AL, o bode expiatório
O Governo da República fez bem em dar incentivos fiscais para os contratos de arrendamento a longo prazo, sendo uma das medidas de incentivo para maior oferta de habitação. É, no meu entender, uma das formas mais justas e eficazes para combater a escassez de imóveis no mercado de arrendamento. O que não pode é sacrificar uma atividade económica, promotora da reabilitação urbana, para resolver um problema de habitação.
A promoção do Direito à Habitação deve ser, primeiro, da responsabilidade do Estado, não dos cidadãos.
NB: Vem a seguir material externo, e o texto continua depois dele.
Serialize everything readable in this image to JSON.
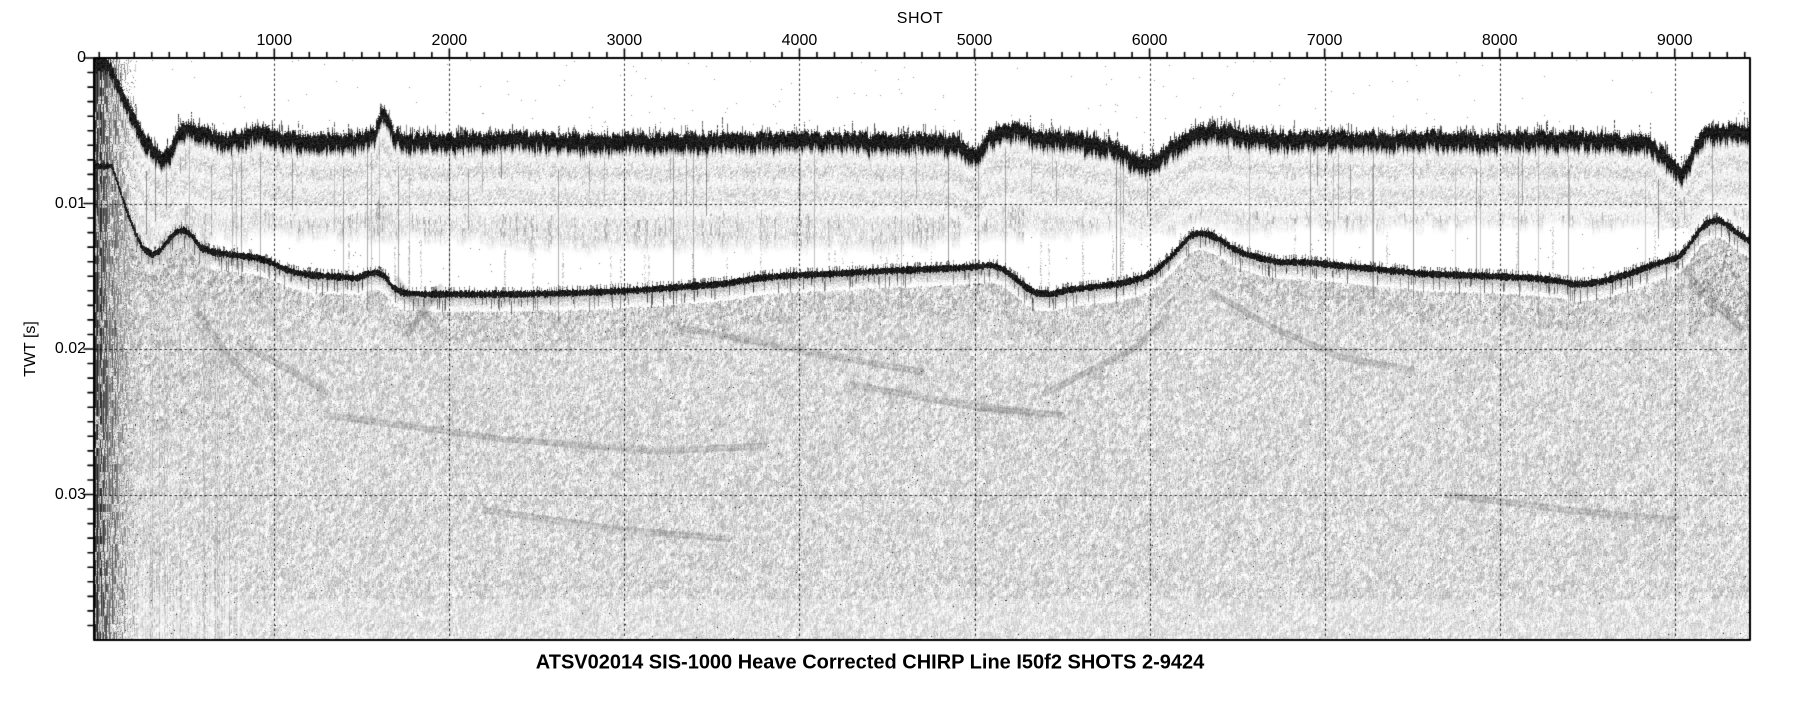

E o Governo da República está a fazer o seu papel, mesmo que a aceitação das medidas não seja unânime.
Com o congelamento das rendas nos anos 70 e a sua manutenção até aos dias de hoje (estimam-se que 150.000 contratos não estejam abrangidos pelas novas regras do Novo Regime do Arrendamento Urbano), instalou-se um clima de tensão e desconfiança no arrendamento, que justifica também o estado de degradação de muitos edifícios nas cidades, justifica a sensação de injustiça acumulada por parte dos senhorios ao longo dos anos pelo investimento sem rentabilidade e sem possibilidade de uso e demonstra que a política social de habitação nas cidades estava a ser suportada, sobretudo, pelos privados.
Chegámos a um ponto em que são também os inquilinos a sofrer as consequências.
Falta criar mecanismos que deem confiança a quem põe o seu imóvel no mercado de arrendamento e garantias a quem arrenda. Entre outros mecanismos, um deles poderia ser uma plataforma onde se registam senhorios e arrendatários e se constrói um perfil, com a possibilidade de ambos serem avaliados. Quem cumprisse bem o seu “papel” seria beneficiado. Uns com benefícios fiscais e outros com possibilidade de apoios ao pagamento da renda.
Quando finalmente, se abre a possibilidade de reaver e rentabilizar os imóveis através de outra forma de arrendamento, através do Alojamento Local, eis que o AL se torna o bode expiatório da falta de habitação. Então, têm de ser novamente os privados a suportar a crise de habitação?
Atacar o AL é atingir proprietários e pequenos investidores, que tentam e tentaram rentabilizar os seus imóveis e que, muitos deles, durante décadas, estiveram a custear a habitação social, com rendas vergonhosas. Por consequência, os imóveis foram se degradando. Que incentivo tinham para manter os seus imóveis em bom estado? Algum privado vai investir para fazer política social?
Custa-me aceitar que se ponha em causa uma atividade que deu autonomia a tantos portugueses, que lhes deu receita extra para complementar os baixos salários, que permitiu a tantas pessoas serem pequenos empresários e criarem empregos, que democratizou, de certa forma, o acesso dos cidadãos a atividade geradora de riqueza e de autonomia.